As Sir Thomas Legg's report on MPs' expenses is published, David Cameron must ensure again that the Conservatives provide the most robust reaction to the public anger
The review of MPs' previous expense claims has been published this morning and you can read all 241 pages of it here.
The headline figures are that Sir Thomas Legg recommended £1.3 million of expenses for repayment, with that amount reduced by £185,000 after the appeals to Sir Paul Kennedy. Only 48% of the MPs and former MPs concerned had "no issues arising from the review". The biggest single repayment is from Barbara Follett, the Labour MP for Stevenage who is standing down, who is having to repay more than £42,000.

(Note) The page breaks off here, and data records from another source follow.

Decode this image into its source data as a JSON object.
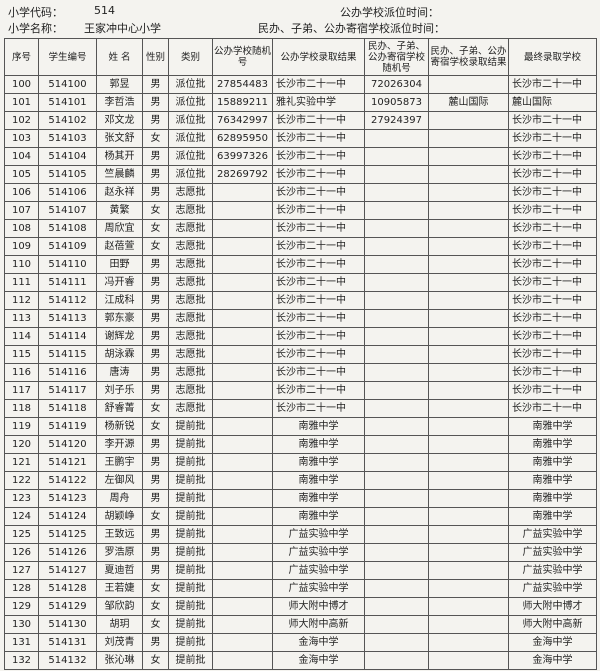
{
  "header": {
    "code_label": "小学代码：",
    "code": "514",
    "name_label": "小学名称：",
    "name": "王家冲中心小学",
    "time1_label": "公办学校派位时间：",
    "time2_label": "民办、子弟、公办寄宿学校派位时间："
  },
  "table": {
    "columns": [
      "序号",
      "学生编号",
      "姓 名",
      "性别",
      "类别",
      "公办学校随机号",
      "公办学校录取结果",
      "民办、子弟、公办寄宿学校随机号",
      "民办、子弟、公办寄宿学校录取结果",
      "最终录取学校"
    ],
    "rows": [
      {
        "no": 100,
        "id": 514100,
        "name": "郭昱",
        "sex": "男",
        "type": "派位批",
        "rand": 27854483,
        "result": "长沙市二十一中",
        "rand2": 72026304,
        "final": "长沙市二十一中"
      },
      {
        "no": 101,
        "id": 514101,
        "name": "李哲浩",
        "sex": "男",
        "type": "派位批",
        "rand": 15889211,
        "result": "雅礼实验中学",
        "rand2": 10905873,
        "result2": "麓山国际",
        "final": "麓山国际"
      },
      {
        "no": 102,
        "id": 514102,
        "name": "邓文龙",
        "sex": "男",
        "type": "派位批",
        "rand": 76342997,
        "result": "长沙市二十一中",
        "rand2": 27924397,
        "final": "长沙市二十一中"
      },
      {
        "no": 103,
        "id": 514103,
        "name": "张文舒",
        "sex": "女",
        "type": "派位批",
        "rand": 62895950,
        "result": "长沙市二十一中",
        "final": "长沙市二十一中"
      },
      {
        "no": 104,
        "id": 514104,
        "name": "杨其开",
        "sex": "男",
        "type": "派位批",
        "rand": 63997326,
        "result": "长沙市二十一中",
        "final": "长沙市二十一中"
      },
      {
        "no": 105,
        "id": 514105,
        "name": "竺晨麟",
        "sex": "男",
        "type": "派位批",
        "rand": 28269792,
        "result": "长沙市二十一中",
        "final": "长沙市二十一中"
      },
      {
        "no": 106,
        "id": 514106,
        "name": "赵永祥",
        "sex": "男",
        "type": "志愿批",
        "result": "长沙市二十一中",
        "final": "长沙市二十一中"
      },
      {
        "no": 107,
        "id": 514107,
        "name": "黄繁",
        "sex": "女",
        "type": "志愿批",
        "result": "长沙市二十一中",
        "final": "长沙市二十一中"
      },
      {
        "no": 108,
        "id": 514108,
        "name": "周欣宜",
        "sex": "女",
        "type": "志愿批",
        "result": "长沙市二十一中",
        "final": "长沙市二十一中"
      },
      {
        "no": 109,
        "id": 514109,
        "name": "赵蓓萱",
        "sex": "女",
        "type": "志愿批",
        "result": "长沙市二十一中",
        "final": "长沙市二十一中"
      },
      {
        "no": 110,
        "id": 514110,
        "name": "田野",
        "sex": "男",
        "type": "志愿批",
        "result": "长沙市二十一中",
        "final": "长沙市二十一中"
      },
      {
        "no": 111,
        "id": 514111,
        "name": "冯开睿",
        "sex": "男",
        "type": "志愿批",
        "result": "长沙市二十一中",
        "final": "长沙市二十一中"
      },
      {
        "no": 112,
        "id": 514112,
        "name": "江成科",
        "sex": "男",
        "type": "志愿批",
        "result": "长沙市二十一中",
        "final": "长沙市二十一中"
      },
      {
        "no": 113,
        "id": 514113,
        "name": "郭东豪",
        "sex": "男",
        "type": "志愿批",
        "result": "长沙市二十一中",
        "final": "长沙市二十一中"
      },
      {
        "no": 114,
        "id": 514114,
        "name": "谢辉龙",
        "sex": "男",
        "type": "志愿批",
        "result": "长沙市二十一中",
        "final": "长沙市二十一中"
      },
      {
        "no": 115,
        "id": 514115,
        "name": "胡泳霖",
        "sex": "男",
        "type": "志愿批",
        "result": "长沙市二十一中",
        "final": "长沙市二十一中"
      },
      {
        "no": 116,
        "id": 514116,
        "name": "唐涛",
        "sex": "男",
        "type": "志愿批",
        "result": "长沙市二十一中",
        "final": "长沙市二十一中"
      },
      {
        "no": 117,
        "id": 514117,
        "name": "刘子乐",
        "sex": "男",
        "type": "志愿批",
        "result": "长沙市二十一中",
        "final": "长沙市二十一中"
      },
      {
        "no": 118,
        "id": 514118,
        "name": "舒睿菁",
        "sex": "女",
        "type": "志愿批",
        "result": "长沙市二十一中",
        "final": "长沙市二十一中"
      },
      {
        "no": 119,
        "id": 514119,
        "name": "杨新锐",
        "sex": "女",
        "type": "提前批",
        "result": "南雅中学",
        "final": "南雅中学"
      },
      {
        "no": 120,
        "id": 514120,
        "name": "李开源",
        "sex": "男",
        "type": "提前批",
        "result": "南雅中学",
        "final": "南雅中学"
      },
      {
        "no": 121,
        "id": 514121,
        "name": "王鹏宇",
        "sex": "男",
        "type": "提前批",
        "result": "南雅中学",
        "final": "南雅中学"
      },
      {
        "no": 122,
        "id": 514122,
        "name": "左御风",
        "sex": "男",
        "type": "提前批",
        "result": "南雅中学",
        "final": "南雅中学"
      },
      {
        "no": 123,
        "id": 514123,
        "name": "周舟",
        "sex": "男",
        "type": "提前批",
        "result": "南雅中学",
        "final": "南雅中学"
      },
      {
        "no": 124,
        "id": 514124,
        "name": "胡颖峥",
        "sex": "女",
        "type": "提前批",
        "result": "南雅中学",
        "final": "南雅中学"
      },
      {
        "no": 125,
        "id": 514125,
        "name": "王致远",
        "sex": "男",
        "type": "提前批",
        "result": "广益实验中学",
        "final": "广益实验中学"
      },
      {
        "no": 126,
        "id": 514126,
        "name": "罗浩原",
        "sex": "男",
        "type": "提前批",
        "result": "广益实验中学",
        "final": "广益实验中学"
      },
      {
        "no": 127,
        "id": 514127,
        "name": "夏迪哲",
        "sex": "男",
        "type": "提前批",
        "result": "广益实验中学",
        "final": "广益实验中学"
      },
      {
        "no": 128,
        "id": 514128,
        "name": "王若婕",
        "sex": "女",
        "type": "提前批",
        "result": "广益实验中学",
        "final": "广益实验中学"
      },
      {
        "no": 129,
        "id": 514129,
        "name": "邹欣韵",
        "sex": "女",
        "type": "提前批",
        "result": "师大附中博才",
        "final": "师大附中博才"
      },
      {
        "no": 130,
        "id": 514130,
        "name": "胡玥",
        "sex": "女",
        "type": "提前批",
        "result": "师大附中高新",
        "final": "师大附中高新"
      },
      {
        "no": 131,
        "id": 514131,
        "name": "刘茂青",
        "sex": "男",
        "type": "提前批",
        "result": "金海中学",
        "final": "金海中学"
      },
      {
        "no": 132,
        "id": 514132,
        "name": "张沁琳",
        "sex": "女",
        "type": "提前批",
        "result": "金海中学",
        "final": "金海中学"
      }
    ]
  }
}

The media coverage today and in tomorrow's papers will certainly be grim reading for many MPs as they are reminded that the public anger about these issues has not subsided since the Daily Telegraph set the ball rolling last year.
David Cameron's response back then was by far the most robust of the party leaders. He ensured that the Conservative Party led the way on transparency, unilaterally publishing the repayments being made by Conservative MPs last June and publishing the Shadow Cabinet's repayments demanded by Sir Thomas Legg last October, for example.
It has also been David Cameron who made the running on how to cut the costs of politics with a significant speech on the subject last September - points which he has re-iterated again in today's Telegraph.
Mr Cameron must continue to show that he understands this public anger and not allow other political leaders to steal a march on him. Making a solid commitment on introducing powers to recall MPs would be a good way of doing this. Gordon Brown has belatedly been making mutterings on the matter over the last weeks or so, but David Cameron was talking in such terms as long ago as last May.